A special type of wildcard is also available, fieldname:[* TO *]
. This provides a way of querying for any record that contains a value in a specific field. So series:[* TO *]
will return all records that have any value in the RISM Series Statement field.
Boosting and Proximity operators
The "Boost" operator, ^
, provides a way for a user to weight a given term or phrase using a numerical value, making them appear higher in the results. It does not change the number of results, it changes the order in which those results are presented. An example might be a query "Six Quatuors" Violon^20
. This will look for the phrase "Six Quartors"
and the term Violon
anywhere in the record, but will bring records that mention the term Violon
to the top of the results. Any postitive decimal number is a valid boost value.
Without a specific value, the boost value is interpreted as 1.0
("no boost"). A boost value smaller than 1 will provide a negative boost, weighting these terms lower in the list, e.g., "Six Quatuors" Violon^0.1
will push the records that mention Violon
towards the end of the results lis
The "Proximity" operator, ~
, also takes a numerical value and has two functions. For term queries, this provides a way of specifying an "edit distance" for that term; that is, an upper limit on the number of transformations that can be considered a match. For example, haydn~3
would match haidn, hayden, heyden, maydn, haydin
, etc, since all of these terms contain less than three changes to transform them from the original query; that is haydn -> haidn
is one operation, the y
changed to an i
.
For phrase queries, the proximity operator provides a certain amount of "slop" in the phrase, which is the distance from one word to another within the phrase. "symphony C minor"~5
would match a record where any of those terms occur within five words of each other.
Grouping
Terms, phrases, and fields can be grouped together with parentheses to provide way of combining operators in increasingly specific ways.
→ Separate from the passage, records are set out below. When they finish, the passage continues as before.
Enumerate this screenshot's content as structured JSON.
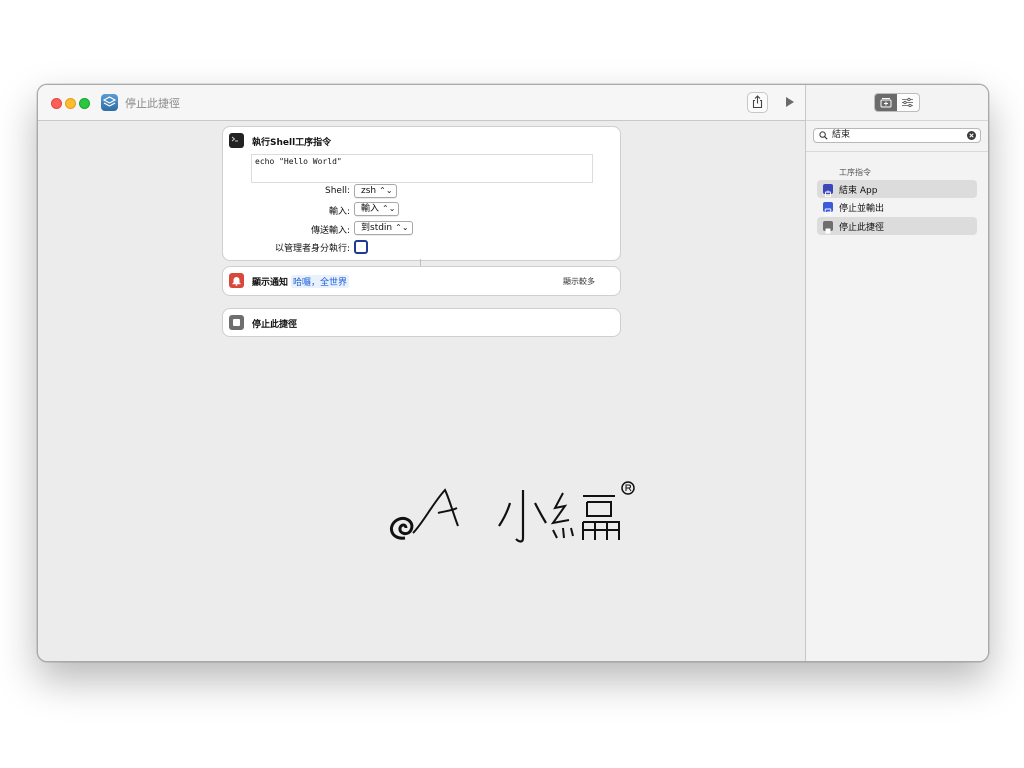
{
  "window": {
    "title": "停止此捷徑"
  },
  "actions": {
    "shell": {
      "title": "執行Shell工序指令",
      "script": "echo \"Hello World\"",
      "params": [
        {
          "label": "Shell:",
          "value": "zsh"
        },
        {
          "label": "輸入:",
          "value": "輸入"
        },
        {
          "label": "傳送輸入:",
          "value": "到stdin"
        }
      ],
      "admin_label": "以管理者身分執行:"
    },
    "notify": {
      "title": "顯示通知",
      "text": "哈囉，全世界",
      "show_more": "顯示較多"
    },
    "stop": {
      "title": "停止此捷徑"
    }
  },
  "sidebar": {
    "search_value": "結束",
    "section_label": "工序指令",
    "items": [
      {
        "label": "結束 App",
        "color": "#3b47b8"
      },
      {
        "label": "停止並輸出",
        "color": "#3b5bd8"
      },
      {
        "label": "停止此捷徑",
        "color": "#6e6e6e"
      }
    ]
  },
  "colors": {
    "accent": "#1a5fd8",
    "notify_icon": "#d9483b",
    "shell_icon": "#222222",
    "stop_icon": "#6e6e6e"
  }
}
Hensel AND (Marx OR Moscheles) NOT Felix
will find records that mention Hensel and Marx or Moscheles, but not Felix.
Examples
series:2640 AND creator:Pleyel
: Search the RISM Series field for the RISM identifier '2640', where "Pleyel" is listed as the primary composer.watermark:anchor creator:Mozart -Breitkopf
: Retrieve sources with the term 'anchor' in the watermark field, where the creator has the term "Mozart", but the term "Breitkopf" is not in the record.creator:Wein*
: Retrieve all records where the creator name matches "Wein..." with any ending.